Motor, prestaciones y consumo.
COMPORTAMIENTO
Adaptación camaleónica
Con este motor, el Mazda5 se adapta a muy distintos tipos de conducción, esto le hace un coche válido para muy distintos conductores. También hace que sea uno de esos coches que disfrutemos en cada momento, porque seamos sinceros, por mucho 'espíritu racing' que creamos tener, un coche de uso diario (y más un monovolumen) se conduce de manera tranquila la mayor parte del tiempo, aunque sea obligadamente en los atascos. Y en esas circunstancias todos agradecemos que sea fácil de conducir, nos ahorre cambios de marcha, no dé tirones y se comporte suavemente.
En ciudad es pura seda, podemos abusar de las marchas largas sin que su propulsor se queje. La visibilidad es buena, hacia atrás es sorprendentemente buena, gracias a la amplia superficie acristalada trasera y los amplios retrovisores exteriores. Las suspensiones tienen un compromiso comodidad-efectividad muy adecuado, el habitáculo queda bien aislado ante cortes de asfalto y esos tediosos agujeros o alcantarillas que podemos encontrar en las calles. La dirección es blanda y la sensación general es la de conducir un turismo un poco más alto, por agilidad y por postura de conducción.

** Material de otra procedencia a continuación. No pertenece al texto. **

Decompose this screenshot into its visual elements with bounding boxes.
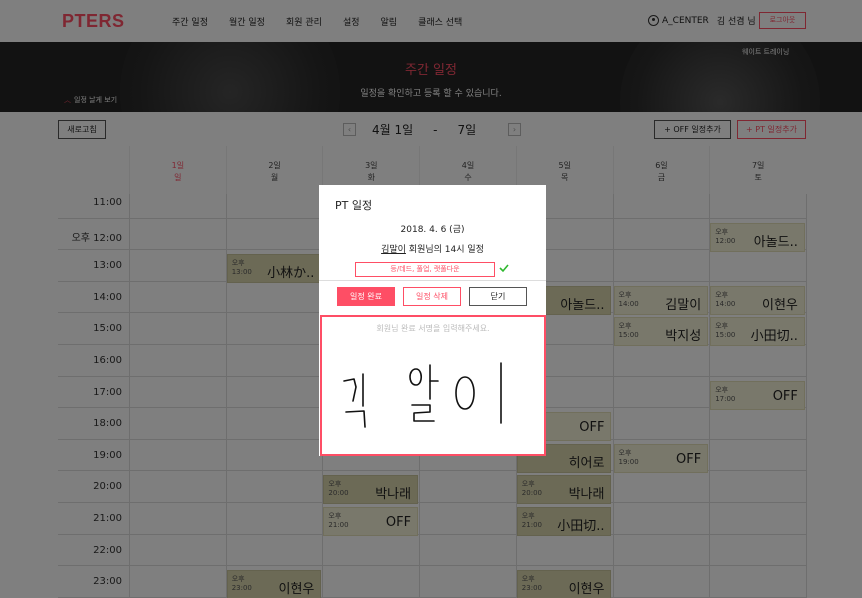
signature-drawing — [343, 362, 502, 428]
check-icon — [499, 264, 509, 273]
app-root: PTERS 주간 일정 월간 일정 회원 관리 설정 알림 클래스 선택 A_C… — [0, 0, 862, 598]
modal-divider — [319, 280, 546, 281]
modal-member: 김말이 회원님의 14시 일정 — [319, 242, 546, 255]
modal-date: 2018. 4. 6 (금) — [400, 225, 465, 235]
signature-pad[interactable]: 회원님 완료 서명을 입력해주세요. — [320, 315, 546, 456]
complete-schedule-button[interactable]: 일정 완료 — [337, 287, 395, 306]
delete-schedule-button[interactable]: 일정 삭제 — [403, 287, 461, 306]
exercise-tag[interactable]: 등/데드, 풀업, 랫풀다운 — [355, 262, 495, 277]
pt-schedule-modal: PT 일정 2018. 4. 6 (금) 김말이 회원님의 14시 일정 등/데… — [319, 185, 546, 456]
modal-title: PT 일정 — [335, 199, 373, 212]
member-name-link[interactable]: 김말이 — [381, 245, 406, 255]
close-modal-button[interactable]: 닫기 — [469, 287, 527, 306]
member-schedule-text: 회원님의 14시 일정 — [405, 245, 484, 255]
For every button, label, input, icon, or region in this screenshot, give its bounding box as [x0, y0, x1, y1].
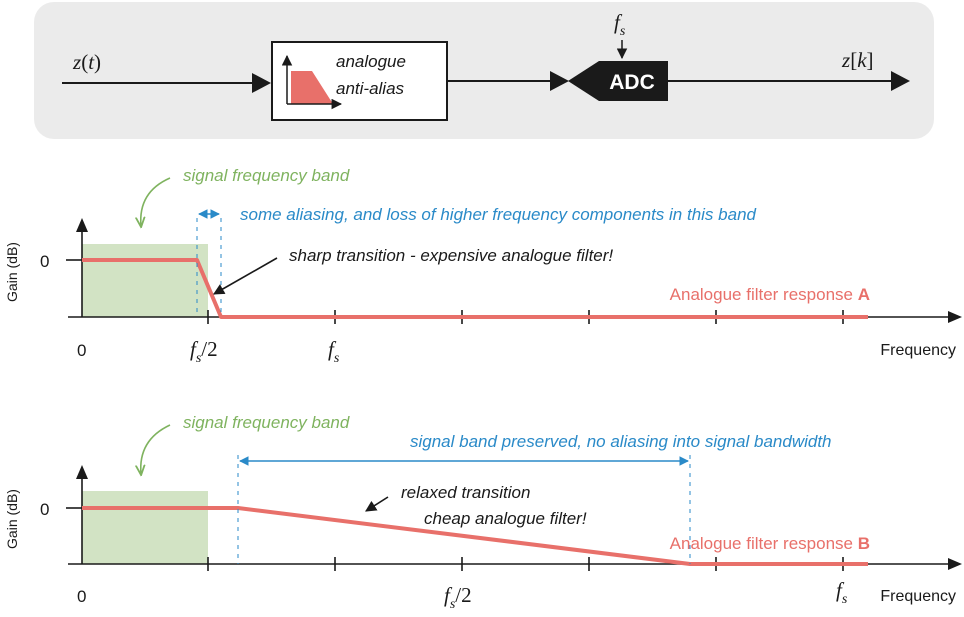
input-signal-label: z(t)	[72, 50, 101, 74]
plot-a-x-arrowhead	[948, 311, 962, 323]
plot-a-transition-pointer	[213, 257, 278, 295]
plot-a-transition-note: sharp transition - expensive analogue fi…	[289, 246, 613, 265]
plot-b-response-label: Analogue filter response B	[670, 534, 870, 553]
plot-a-band-pointer	[141, 177, 171, 226]
filter-label-line2: anti-alias	[336, 79, 405, 98]
plot-b-x-axis-label: Frequency	[880, 588, 956, 605]
plot-a-x-axis-label: Frequency	[880, 342, 956, 359]
block-diagram-panel	[34, 2, 934, 139]
plot-b-y-tick-zero-label: 0	[40, 500, 49, 519]
plot-b-transition-note-line1: relaxed transition	[401, 483, 530, 502]
plot-b-preserved-note: signal band preserved, no aliasing into …	[410, 432, 832, 451]
plot-a-y-axis-label: Gain (dB)	[4, 242, 20, 302]
plot-a-alias-note: some aliasing, and loss of higher freque…	[240, 205, 757, 224]
filter-label-line1: analogue	[336, 52, 406, 71]
plot-a-x-tick-zero-label: 0	[77, 341, 86, 360]
plot-b-transition-pointer	[365, 496, 389, 512]
plot-b-sampling-label: fs	[836, 578, 848, 607]
output-signal-label: z[k]	[841, 48, 874, 72]
anti-alias-diagram: z(t) analogue anti-alias ADC fs z[k] Gai…	[4, 2, 962, 612]
plot-b-x-tick-zero-label: 0	[77, 587, 86, 606]
plot-b-y-arrowhead	[76, 465, 88, 479]
plot-b-transition-note-line2: cheap analogue filter!	[424, 509, 587, 528]
block-diagram: z(t) analogue anti-alias ADC fs z[k]	[34, 2, 934, 139]
adc-label: ADC	[609, 71, 655, 94]
plot-a-sampling-label: fs	[328, 337, 340, 366]
plot-b-y-axis-label: Gain (dB)	[4, 489, 20, 549]
signal-band-region-a	[82, 244, 208, 317]
plot-b-x-arrowhead	[948, 558, 962, 570]
plot-a-y-arrowhead	[76, 218, 88, 232]
plot-b-half-sampling-label: fs/2	[444, 583, 472, 612]
plot-a-response-label: Analogue filter response A	[670, 285, 870, 304]
plot-b: Gain (dB) 0 0 fs/2 fs Frequency signal f…	[4, 413, 962, 612]
plot-a-band-label: signal frequency band	[183, 166, 350, 185]
plot-a: Gain (dB) 0 0 fs/2 fs Frequency signal f…	[4, 166, 962, 366]
plot-a-y-tick-zero-label: 0	[40, 252, 49, 271]
plot-b-band-pointer	[141, 424, 171, 474]
signal-band-region-b	[82, 491, 208, 564]
plot-b-band-label: signal frequency band	[183, 413, 350, 432]
plot-a-half-sampling-label: fs/2	[190, 337, 218, 366]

En autopista-autovía se mueve como pez en el agua. Al habitáculo llegan muy pocos ruidos, mecánicos y aerodinámicos, mientras que las suspensiones mantienen unas cotas de confort muy elevadas. La estabilidad lineal es brillante y el aplomo en grandes curvones también. La dirección se endurece y es bastante precisa, pero en apoyos fuertes pierde algo de precisión en la lectura del terreno. Tiene motor más que suficiente para mantener ritmos vivos con y sin carga y mantiene la quinta en los repechos sin grandes dificultades.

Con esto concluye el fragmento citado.